SFO Freezes Crypto Assets Tied to Arena TV Scandal in First Use of New Powers

LONDON, July 22 — The UK’s Serious Fraud Office (SFO) has frozen over £11,000 in cryptocurrency assets as part of its ongoing criminal investigation into the collapse of Arena Television, in a move marking the first use of new enforcement powers targeting digital assets.

The assets—£10,865.76 in Bitcoin and £289.30 in USDC—are linked to Richard Yeowart, the former CEO of Arena TV, whose high-profile business collapse sparked scrutiny into suspected large-scale fraud. The freezing order follows a hearing at Westminster Magistrates’ Court and allows for the assets to be held for up to nine months, giving potential claimants an opportunity to come forward.

The SFO said the assets were identified by its proceeds of crime specialists as connected to suspected criminal conduct. The agency’s investigation into the Arena TV case has already involved raids, three arrests, and the search of multiple properties.

This enforcement marks the first time the SFO has exercised new legal powers introduced in 2024 to freeze cryptocurrency wallets, as it expands its capability to pursue financial crime involving digital assets.

Thomas Cattee, partner and head of regulatory and white-collar crime at Gherson Solicitors, welcomed the move:

“It’s encouraging to see the SFO actively using its new tools to tackle fraud where proceeds are stored in less conventional forms such as crypto. While not applicable to every case, it reflects the broader trend of fraudsters leveraging emerging technologies to conceal illicit gains.”

Emma Luxton, Director of Operations at the SFO, described the order as a critical step in enhancing the agency’s digital enforcement capabilities:

“We are committed to using every tool available to stop criminals from profiting off their crimes—wherever they may hide their assets. This first Crypto Wallet Freezing Order signals our intent to adapt and respond to increasingly complex attempts to obscure criminal proceeds.”
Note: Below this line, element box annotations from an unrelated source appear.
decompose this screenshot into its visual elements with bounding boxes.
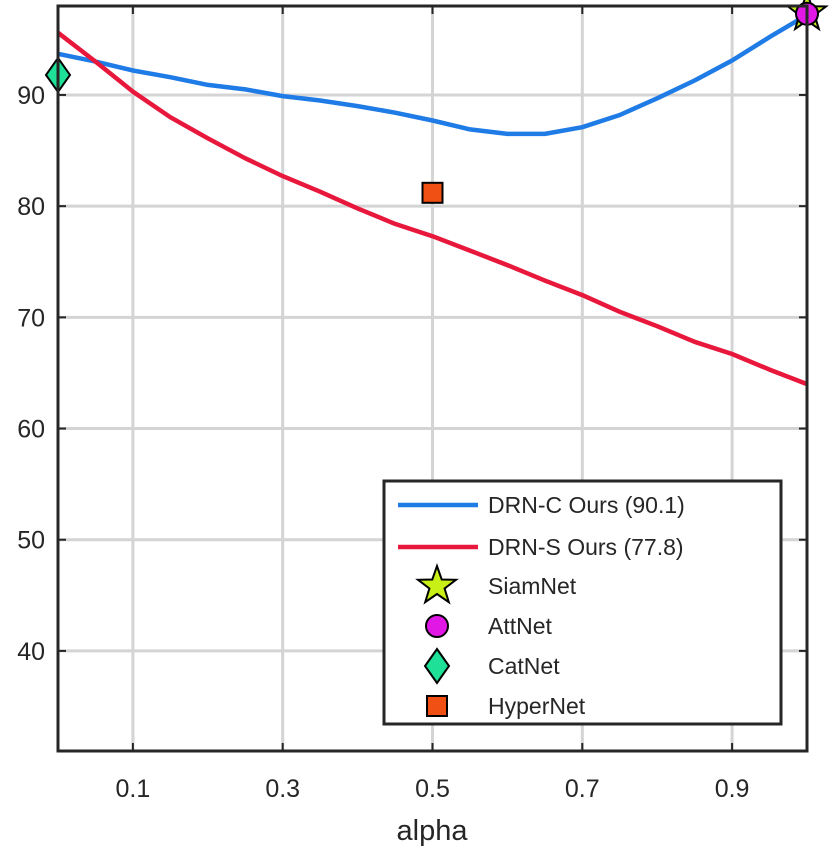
legend-label-attnet: AttNet: [488, 613, 553, 639]
legend-swatch-siamnet: [415, 562, 459, 605]
series-line-drn-c-ours-90-1: [57, 12, 809, 137]
series-line-drn-s-ours-77-8: [56, 30, 808, 387]
y-tick-label: 40: [17, 638, 45, 666]
y-tick-label: 70: [17, 304, 45, 332]
x-tick-label: 0.5: [415, 775, 450, 803]
y-tick-label: 60: [17, 416, 45, 444]
legend-label-hypernet: HyperNet: [488, 693, 586, 719]
x-tick-label: 0.1: [116, 775, 151, 803]
axis-ticks: 0.1 0.3 0.5 0.7 0.9 40 50 60 70 80 90: [17, 6, 807, 803]
x-tick-label: 0.3: [265, 775, 300, 803]
y-tick-label: 90: [17, 82, 45, 110]
legend-swatch-catnet: [423, 647, 451, 685]
series-layer: [56, 12, 809, 387]
y-tick-label: 80: [17, 193, 45, 221]
legend: DRN-C Ours (90.1) DRN-S Ours (77.8) SiamNe…: [382, 479, 783, 726]
legend-label-drn-s-ours-77-8: DRN-S Ours (77.8): [488, 534, 684, 560]
legend-label-siamnet: SiamNet: [488, 573, 577, 599]
y-tick-label: 50: [17, 527, 45, 555]
legend-swatch-hypernet: [426, 695, 448, 717]
legend-swatch-attnet: [425, 614, 449, 638]
x-tick-label: 0.7: [565, 775, 600, 803]
x-axis-label: alpha: [397, 815, 469, 847]
legend-box: [382, 479, 783, 726]
legend-label-catnet: CatNet: [488, 653, 560, 679]
marker-hypernet: [421, 181, 444, 204]
grid-lines: [58, 6, 807, 751]
legend-label-drn-c-ours-90-1: DRN-C Ours (90.1): [488, 492, 685, 518]
x-tick-label: 0.9: [715, 775, 750, 803]
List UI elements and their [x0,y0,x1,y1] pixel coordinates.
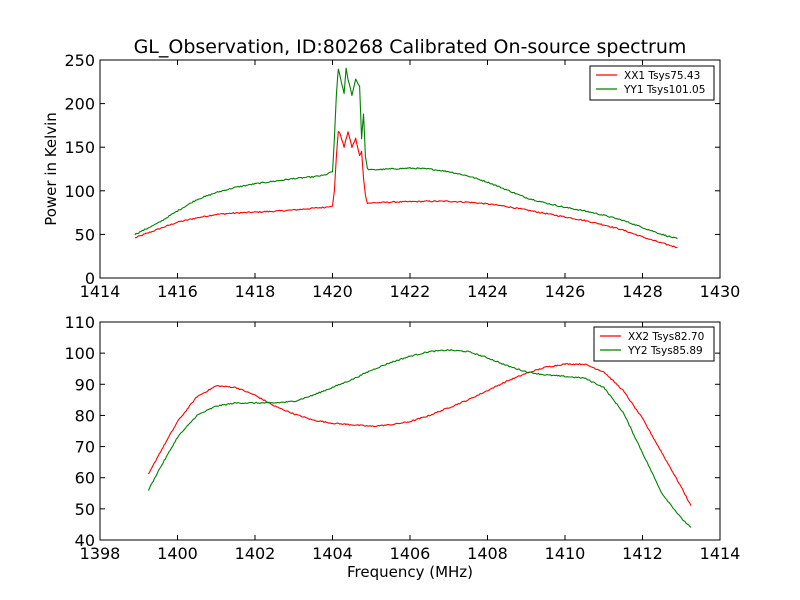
x-tick-label: 1412 [622,544,663,563]
bottom-plot-frame [99,321,721,541]
series-line-2 [147,349,692,528]
y-tick-label: 200 [64,95,95,114]
x-tick-label: 1424 [467,282,508,301]
y-tick-label: 50 [75,500,95,519]
x-tick-label: 1404 [312,544,353,563]
y-tick-label: 80 [75,406,95,425]
x-tick-label: 1430 [700,282,741,301]
top-y-axis-label: Power in Kelvin [42,112,60,226]
legend-entry: XX1 Tsys75.43 [624,70,700,82]
y-tick-label: 150 [64,138,95,157]
top-plot-legend: XX1 Tsys75.43 YY1 Tsys101.05 [589,65,715,101]
y-tick-label: 40 [75,531,95,550]
y-tick-label: 60 [75,469,95,488]
x-tick-label: 1400 [157,544,198,563]
series-line-1 [147,362,692,506]
x-tick-label: 1428 [622,282,663,301]
y-tick-label: 250 [64,51,95,70]
x-tick-label: 1398 [80,544,121,563]
y-tick-label: 100 [64,182,95,201]
y-tick-label: 50 [75,225,95,244]
x-tick-label: 1402 [235,544,276,563]
x-tick-label: 1422 [390,282,431,301]
x-tick-label: 1418 [235,282,276,301]
chart-title: GL_Observation, ID:80268 Calibrated On-s… [134,36,687,58]
bottom-plot-ticks: 1398 1400 1402 1404 1406 1408 1410 1412 1414 40 50… [64,313,740,563]
top-plot-ticks: 1414 1416 1418 1420 1422 1424 1426 1428 1430 0 50 1… [64,51,740,301]
x-tick-label: 1426 [545,282,586,301]
y-tick-label: 90 [75,375,95,394]
y-tick-label: 70 [75,438,95,457]
legend-box [589,65,715,101]
top-plot: 1414 1416 1418 1420 1422 1424 1426 1428 1430 0 50 1… [64,51,740,301]
legend-entry: YY1 Tsys101.05 [623,84,705,96]
series-line-1 [134,130,678,249]
legend-entry: YY2 Tsys85.89 [627,345,703,357]
bottom-plot-legend: XX2 Tsys82.70 YY2 Tsys85.89 [593,326,715,362]
x-tick-label: 1414 [700,544,741,563]
top-plot-frame [99,59,721,279]
y-tick-label: 110 [64,313,95,332]
legend-entry: XX2 Tsys82.70 [628,331,704,343]
y-tick-label: 0 [85,269,95,288]
x-tick-label: 1414 [80,282,121,301]
y-tick-label: 100 [64,344,95,363]
x-tick-label: 1408 [467,544,508,563]
bottom-x-axis-label: Frequency (MHz) [347,563,473,581]
bottom-plot-lines [147,349,692,528]
x-tick-label: 1420 [312,282,353,301]
x-tick-label: 1410 [545,544,586,563]
bottom-plot: 1398 1400 1402 1404 1406 1408 1410 1412 1414 40 50… [64,313,740,563]
top-plot-lines [134,67,678,249]
series-line-2 [134,67,678,240]
x-tick-label: 1406 [390,544,431,563]
x-tick-label: 1416 [157,282,198,301]
legend-box [593,326,715,362]
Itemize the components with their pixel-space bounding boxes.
The legal foundation for these actions stems from powers granted under the UK’s expanded economic crime enforcement framework, introduced in April 2024. While the SFO had not previously used these orders, the HM Revenue and Customs (HMRC) confirmed limited application of similar powers, having sought fewer than five freezing or forfeiture orders across two fiscal years. Specific figures remain undisclosed to protect individual identities.

The case underscores a growing focus among UK regulators on combating digital asset-based financial crime, particularly as crypto becomes an increasingly popular vehicle for laundering illicit funds.